My new favorite is called "I wnat my pet project to happen so I will give some of the money as a designated donation for it." Also known as "He or she who controls the money thinks they control the future of the church." We need new carpet, and an offer was made behind my back that if we replaced the boiler in the basement, the funds would appear for the carpeting (the person to whom the offer was made thought I might want to know). My session said we don't need a new boiler, and now there is no new carpet. But I'm OK with that. My other favorite is called "what do you mean you can't read my mind?"

schmidtly said...

1. Oh gosh, I have to have two categories for this one: family games and kid-only games. When I was growing up, Friday night was always family night, and usually we would play board games--our favorites for a long time were both picked up in England: Scotland Yard--where one person is a "fugitive" and moves invisibly around a map of London using taxi, bus and underground tokens, and all the other players are the London police, working together to try to locate the fugitive; and a card game that resembles go-fish, but with a deck of cards that had 13 families--(the Bakers, the Smiths, the Cobblers--all vocation related names, with a Mr. Mrs. Master and Miss instead of suits)--instead of asking if someone had the Queen of hearts, we would ask, "Pardon me, but is Mrs. Baker in?" and the response was "Why Yes," or "So sorry, not at home." Fake British accents were mandatory.
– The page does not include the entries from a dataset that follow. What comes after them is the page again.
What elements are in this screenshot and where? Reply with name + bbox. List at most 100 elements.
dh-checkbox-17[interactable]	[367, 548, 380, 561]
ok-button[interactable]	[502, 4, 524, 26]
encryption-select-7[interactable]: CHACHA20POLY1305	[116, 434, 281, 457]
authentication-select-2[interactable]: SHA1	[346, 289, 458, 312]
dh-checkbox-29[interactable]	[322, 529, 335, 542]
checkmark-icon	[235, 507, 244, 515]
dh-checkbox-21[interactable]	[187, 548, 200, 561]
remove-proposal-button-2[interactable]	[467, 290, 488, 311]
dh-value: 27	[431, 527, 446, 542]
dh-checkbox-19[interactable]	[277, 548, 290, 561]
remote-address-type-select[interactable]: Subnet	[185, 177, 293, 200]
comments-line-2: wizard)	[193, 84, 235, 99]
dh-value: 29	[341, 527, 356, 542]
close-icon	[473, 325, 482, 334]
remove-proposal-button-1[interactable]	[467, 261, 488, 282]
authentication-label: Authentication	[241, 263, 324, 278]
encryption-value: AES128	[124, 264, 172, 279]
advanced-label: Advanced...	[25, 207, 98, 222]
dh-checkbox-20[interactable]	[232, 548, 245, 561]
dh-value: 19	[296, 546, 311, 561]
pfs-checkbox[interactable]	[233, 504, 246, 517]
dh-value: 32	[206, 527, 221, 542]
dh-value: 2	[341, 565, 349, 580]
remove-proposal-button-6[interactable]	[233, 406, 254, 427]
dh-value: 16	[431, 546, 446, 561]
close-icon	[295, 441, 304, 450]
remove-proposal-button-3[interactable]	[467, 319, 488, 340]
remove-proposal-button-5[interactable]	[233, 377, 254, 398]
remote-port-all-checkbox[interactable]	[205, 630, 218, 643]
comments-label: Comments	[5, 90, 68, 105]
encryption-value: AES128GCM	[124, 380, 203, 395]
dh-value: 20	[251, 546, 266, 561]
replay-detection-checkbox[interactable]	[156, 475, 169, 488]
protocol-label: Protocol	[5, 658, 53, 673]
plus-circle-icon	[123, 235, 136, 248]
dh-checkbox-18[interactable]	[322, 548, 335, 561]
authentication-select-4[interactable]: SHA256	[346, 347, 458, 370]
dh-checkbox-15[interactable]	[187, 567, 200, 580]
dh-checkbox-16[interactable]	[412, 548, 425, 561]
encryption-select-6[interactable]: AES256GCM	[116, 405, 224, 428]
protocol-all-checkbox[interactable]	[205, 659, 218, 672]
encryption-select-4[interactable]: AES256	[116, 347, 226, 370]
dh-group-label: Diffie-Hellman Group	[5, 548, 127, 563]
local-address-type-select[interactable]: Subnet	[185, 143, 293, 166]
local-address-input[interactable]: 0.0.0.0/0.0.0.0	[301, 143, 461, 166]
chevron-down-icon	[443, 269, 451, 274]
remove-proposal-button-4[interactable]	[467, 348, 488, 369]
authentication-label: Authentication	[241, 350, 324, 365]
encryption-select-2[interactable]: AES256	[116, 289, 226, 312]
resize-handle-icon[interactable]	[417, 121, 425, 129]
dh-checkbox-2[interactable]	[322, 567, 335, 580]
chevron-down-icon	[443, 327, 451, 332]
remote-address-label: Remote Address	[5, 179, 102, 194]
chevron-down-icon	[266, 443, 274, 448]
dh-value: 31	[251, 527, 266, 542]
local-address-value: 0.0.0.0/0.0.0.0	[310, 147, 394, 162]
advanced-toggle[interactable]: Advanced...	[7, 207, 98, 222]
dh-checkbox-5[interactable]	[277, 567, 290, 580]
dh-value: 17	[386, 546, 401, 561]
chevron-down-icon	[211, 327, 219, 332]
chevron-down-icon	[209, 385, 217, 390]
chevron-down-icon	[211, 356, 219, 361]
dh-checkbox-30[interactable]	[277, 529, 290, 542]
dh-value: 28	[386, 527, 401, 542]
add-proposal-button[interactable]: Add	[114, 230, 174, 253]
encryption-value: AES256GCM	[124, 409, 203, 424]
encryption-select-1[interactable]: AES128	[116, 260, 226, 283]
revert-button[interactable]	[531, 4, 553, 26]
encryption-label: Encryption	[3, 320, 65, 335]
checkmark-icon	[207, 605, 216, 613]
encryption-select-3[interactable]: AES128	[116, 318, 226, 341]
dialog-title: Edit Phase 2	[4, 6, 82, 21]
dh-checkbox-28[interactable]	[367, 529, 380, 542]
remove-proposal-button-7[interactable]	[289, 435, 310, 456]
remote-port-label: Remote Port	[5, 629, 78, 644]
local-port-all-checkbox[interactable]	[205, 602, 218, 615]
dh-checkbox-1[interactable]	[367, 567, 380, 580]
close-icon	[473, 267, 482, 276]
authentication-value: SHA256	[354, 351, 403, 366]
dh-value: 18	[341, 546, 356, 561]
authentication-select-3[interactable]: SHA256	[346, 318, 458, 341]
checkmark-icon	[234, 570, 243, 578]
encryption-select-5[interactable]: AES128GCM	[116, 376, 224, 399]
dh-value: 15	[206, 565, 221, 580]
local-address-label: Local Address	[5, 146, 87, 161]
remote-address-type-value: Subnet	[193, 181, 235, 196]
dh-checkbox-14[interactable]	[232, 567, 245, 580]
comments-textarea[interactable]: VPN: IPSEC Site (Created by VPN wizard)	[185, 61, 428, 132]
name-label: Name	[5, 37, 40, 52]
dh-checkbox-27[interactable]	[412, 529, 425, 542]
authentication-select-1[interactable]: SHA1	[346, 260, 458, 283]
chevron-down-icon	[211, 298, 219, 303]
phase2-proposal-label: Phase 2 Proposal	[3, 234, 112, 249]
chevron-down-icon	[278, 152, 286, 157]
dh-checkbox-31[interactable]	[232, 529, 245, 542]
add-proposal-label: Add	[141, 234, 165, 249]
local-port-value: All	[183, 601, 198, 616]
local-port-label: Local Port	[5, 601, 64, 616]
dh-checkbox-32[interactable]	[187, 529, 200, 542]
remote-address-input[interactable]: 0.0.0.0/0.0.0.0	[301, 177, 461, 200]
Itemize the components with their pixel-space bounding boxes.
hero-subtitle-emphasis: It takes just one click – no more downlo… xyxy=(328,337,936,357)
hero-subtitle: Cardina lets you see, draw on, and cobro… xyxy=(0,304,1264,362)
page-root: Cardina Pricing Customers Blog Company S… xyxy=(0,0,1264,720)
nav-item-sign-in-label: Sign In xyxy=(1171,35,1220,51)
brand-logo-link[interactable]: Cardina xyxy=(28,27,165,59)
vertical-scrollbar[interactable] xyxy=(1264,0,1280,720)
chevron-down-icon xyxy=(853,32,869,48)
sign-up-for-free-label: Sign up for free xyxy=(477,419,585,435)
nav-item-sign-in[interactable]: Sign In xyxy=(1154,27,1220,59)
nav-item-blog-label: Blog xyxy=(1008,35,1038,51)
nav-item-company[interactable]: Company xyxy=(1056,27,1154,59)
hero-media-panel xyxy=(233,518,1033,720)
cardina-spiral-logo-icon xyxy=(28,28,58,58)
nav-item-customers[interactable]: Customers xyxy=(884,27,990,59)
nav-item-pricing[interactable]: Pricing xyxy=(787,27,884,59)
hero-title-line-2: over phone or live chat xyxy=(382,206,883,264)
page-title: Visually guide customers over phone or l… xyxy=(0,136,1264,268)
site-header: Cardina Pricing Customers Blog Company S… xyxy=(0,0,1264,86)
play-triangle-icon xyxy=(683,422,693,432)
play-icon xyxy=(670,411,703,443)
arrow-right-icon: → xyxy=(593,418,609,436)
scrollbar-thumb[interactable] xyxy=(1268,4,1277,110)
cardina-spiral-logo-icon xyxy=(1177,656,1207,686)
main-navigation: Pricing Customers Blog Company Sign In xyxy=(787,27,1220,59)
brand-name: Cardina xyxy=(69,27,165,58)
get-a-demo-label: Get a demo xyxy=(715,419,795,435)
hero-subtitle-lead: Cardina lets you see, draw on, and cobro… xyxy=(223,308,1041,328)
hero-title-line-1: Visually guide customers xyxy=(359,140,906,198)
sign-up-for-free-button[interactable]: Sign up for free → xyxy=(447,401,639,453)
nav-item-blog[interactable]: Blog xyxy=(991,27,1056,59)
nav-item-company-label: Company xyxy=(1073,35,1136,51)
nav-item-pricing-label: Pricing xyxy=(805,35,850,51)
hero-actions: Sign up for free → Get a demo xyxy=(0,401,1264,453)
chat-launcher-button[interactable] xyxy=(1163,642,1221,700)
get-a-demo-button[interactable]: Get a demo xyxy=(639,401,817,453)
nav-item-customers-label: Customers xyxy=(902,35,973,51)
Among friends, Sardines (hide and seek where only one person hides at first, and everyone else joins in the same hiding space as they find it) and many large-group card games (Hearts, Rich-Man-Poor-Man, Spoons) were the favorites.

2. My congregation gets a little overly enthusiastic about visiting during the passing of the peace, so we've begun playing a version of musical chairs--I have the musician begin playing the Sung Response to the Assurance of Pardon while people are still chatting with each other, and we get to watch the really talkative people scurry back to their places in time to sing the last few words with us.

Magdalene6127 said...

Thanks both of you for playing! Maybe more will join us as the week unfolds...

Julie, I have experienced that game before and it always concerns me. Money is such a complicated gift (or can be). I'm glad to hear your session is exercising discerning leadership.

About the mind reading: sigh. It's ubiquitous.

Sara, so good to hear from you too!
I love your congregation's playful enthusiasm... I could definitely live with that (as long as I didn't have some crankypantses watching the clock all the time! I have a friend who's living through the "One Hour And One Hour Only" service game. Oy.)

My family still plays the game of Life, and we get very specific about our spouses (Brendan Fraser is a favorite of mine; then I have to have theme names for the children, like Lucifer and Satin-- in homage to Bedazzled...).

I WANT that card game. We get into accents as well.

We have what might be an American ripoff of the London fugitive game-- "New York Chase." Same idea: cabs, helicopters, a criminal fleeing.

Any takers to think up a TuTwo next week?


Mags (Pat)

schmidtly said...


We have friends who play Life as a family, but they change the rules to allow for gay couples and single parents. It's great fun.


Magdalene6127 said...

Now why didn't we think of that? Excellent suggestions.



KnittinPreacher said...

Sarah - -

bring the card gmae next year -- it sound slike a otn of fun!